By Barbara Starr
Update: Perry repeated his accusation in Monday night's debate.
The quick response from the U.S. military and the Obama administration to condemn the Marines in that now infamous video has some, including a Republican presidential candidate, questioning if this was unfair to those involved.
The video of the four Marines urinating on bodies that may be Taliban fighters has resulted in a military investigation that could lead to criminal charges against the Marines.
"What is really disturbing to me is just, kind of, the over-the-top rhetoric from this administration and their disdain for the military," said Texas governor and Republican presidential candidate Rick Perry on CNN's State of the Union. "I mean, these kids made a mistake. There's not any doubt about it. They shouldn't have done it. It's bad. But to call it a criminal act, I think, is over the top."
One Marine Corps colonel, a veteran of Iraq, condemned the act, but thought there were just too many statements of outrage from too many high ranking officials including Secretary of Defense Leon Panetta, Secretary of State Hillary Clinton, the commandant of the Marine Corps and the top commanders in Afghanistan and other high ranking administration officials.
"Young Marines have been doing stupid things forever, and they will keep doing them. Are we overreacting by having all these high level folks put out statements of outrage?" the colonel wondered. The colonel would only speak if no name was used.
Another colonel, a combat veteran of Helmand province in Afghanistan, where the four Marines are believed to have done their deed, was blunt in a different way but also spoke to me only if no named was used because the colonel was not authorized to speak to the media,
"I would have court martialed them right away," snapped the colonel.
One of the most respected pro-military voices in Congress, Sen. John McCain, R-Arizona, said he had no problem with the Marine Corps looking into the possibility of criminal charges.
"I don't object to the commandant of the Marine Corps looking into this. It's a breakdown in discipline, is what it is," McCain told Candy Crowley on CNN's State of the Union. He added that in the U.S. military "we don't lower ourselves to the level of the enemy."
So who's right? Has the response been too much?
Legally there isn't room for debate. The matter has to be investigated. Under the Geneva Conventions and laws governing warfare, the appropriate treatment of war dead, as well as wounded and captured personnel, is an absolute requirement. A major reason for this is every country, including the United States, wants its troops correctly treated, therefore it must do the same for everyone else. If this is not adhered to, how can you object the next time U.S. bodies are desecrated as they were when dead troops were dragged through Mogadishu?

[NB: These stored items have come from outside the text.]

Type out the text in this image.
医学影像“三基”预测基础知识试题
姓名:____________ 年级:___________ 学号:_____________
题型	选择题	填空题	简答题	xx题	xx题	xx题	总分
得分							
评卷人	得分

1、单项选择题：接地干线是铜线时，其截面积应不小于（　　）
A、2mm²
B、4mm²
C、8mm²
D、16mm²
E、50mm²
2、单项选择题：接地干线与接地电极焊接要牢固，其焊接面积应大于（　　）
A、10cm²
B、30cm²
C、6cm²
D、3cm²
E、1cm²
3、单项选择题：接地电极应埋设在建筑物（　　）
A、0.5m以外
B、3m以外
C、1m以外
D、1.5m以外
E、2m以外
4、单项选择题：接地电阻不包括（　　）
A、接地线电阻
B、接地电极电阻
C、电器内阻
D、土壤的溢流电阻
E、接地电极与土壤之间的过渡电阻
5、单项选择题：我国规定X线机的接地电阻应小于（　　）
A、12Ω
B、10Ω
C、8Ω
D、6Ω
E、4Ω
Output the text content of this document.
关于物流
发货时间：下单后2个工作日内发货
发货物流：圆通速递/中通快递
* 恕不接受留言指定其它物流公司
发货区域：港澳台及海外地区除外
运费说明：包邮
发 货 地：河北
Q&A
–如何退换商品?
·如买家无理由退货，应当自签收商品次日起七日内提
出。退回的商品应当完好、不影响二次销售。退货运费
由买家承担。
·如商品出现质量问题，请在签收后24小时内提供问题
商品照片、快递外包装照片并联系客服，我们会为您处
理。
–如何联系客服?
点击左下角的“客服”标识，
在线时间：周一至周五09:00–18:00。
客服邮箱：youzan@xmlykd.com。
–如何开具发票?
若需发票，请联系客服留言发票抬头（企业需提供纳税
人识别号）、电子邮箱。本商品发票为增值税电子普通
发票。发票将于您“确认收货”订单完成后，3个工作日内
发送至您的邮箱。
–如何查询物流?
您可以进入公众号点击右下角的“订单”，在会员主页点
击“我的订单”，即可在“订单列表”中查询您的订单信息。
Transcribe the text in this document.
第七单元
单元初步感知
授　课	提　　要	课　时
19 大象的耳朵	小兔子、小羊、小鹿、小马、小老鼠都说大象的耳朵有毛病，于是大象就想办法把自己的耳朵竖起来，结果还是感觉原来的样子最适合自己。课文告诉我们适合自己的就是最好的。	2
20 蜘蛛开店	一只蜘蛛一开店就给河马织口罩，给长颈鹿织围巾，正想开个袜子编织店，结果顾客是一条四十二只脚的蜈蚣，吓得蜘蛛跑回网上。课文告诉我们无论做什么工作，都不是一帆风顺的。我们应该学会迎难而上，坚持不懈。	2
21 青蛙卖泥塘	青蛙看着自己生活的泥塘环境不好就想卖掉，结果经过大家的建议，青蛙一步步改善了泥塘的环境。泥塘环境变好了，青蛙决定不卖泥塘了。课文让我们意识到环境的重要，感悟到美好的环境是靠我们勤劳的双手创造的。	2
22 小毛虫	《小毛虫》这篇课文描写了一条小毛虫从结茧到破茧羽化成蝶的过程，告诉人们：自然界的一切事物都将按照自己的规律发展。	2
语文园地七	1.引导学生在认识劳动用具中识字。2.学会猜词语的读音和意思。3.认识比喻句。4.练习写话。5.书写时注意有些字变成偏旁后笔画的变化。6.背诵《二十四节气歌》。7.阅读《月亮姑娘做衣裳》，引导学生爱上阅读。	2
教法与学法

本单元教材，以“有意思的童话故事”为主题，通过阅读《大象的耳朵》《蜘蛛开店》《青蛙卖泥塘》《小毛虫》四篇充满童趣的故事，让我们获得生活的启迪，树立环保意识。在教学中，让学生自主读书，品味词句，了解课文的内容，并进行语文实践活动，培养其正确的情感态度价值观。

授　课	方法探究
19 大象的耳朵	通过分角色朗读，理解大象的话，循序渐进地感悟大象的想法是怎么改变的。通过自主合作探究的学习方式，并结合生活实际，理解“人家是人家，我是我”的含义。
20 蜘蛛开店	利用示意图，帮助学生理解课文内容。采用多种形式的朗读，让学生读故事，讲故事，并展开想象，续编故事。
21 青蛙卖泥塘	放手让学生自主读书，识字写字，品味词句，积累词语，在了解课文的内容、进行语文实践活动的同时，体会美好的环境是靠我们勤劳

In fact, legal experts say, a violation of the Geneva Conventions could be considered a war crime.
And if the troops didn't know that, then there are their own regulations. For years, U.S. troops in both Iraq and Afghanistan have operated under the so-called "General Order #1," which governs personal behavior in the war zone. No drinking, no pornography and no desecration and taking pictures of dead bodies.
So the question now for the Marine Corps is what to do about all of this? Throw the book at these young troops to make an example of them? Put them in jail? Or just discharge them, ending their careers?
Senior officials have said they are concerned about adverse Islamic reaction around the world, reaction that has yet to actually emerge. If it does in the coming days, will the punishment be more severe? If there is little reaction, will they just quietly go away?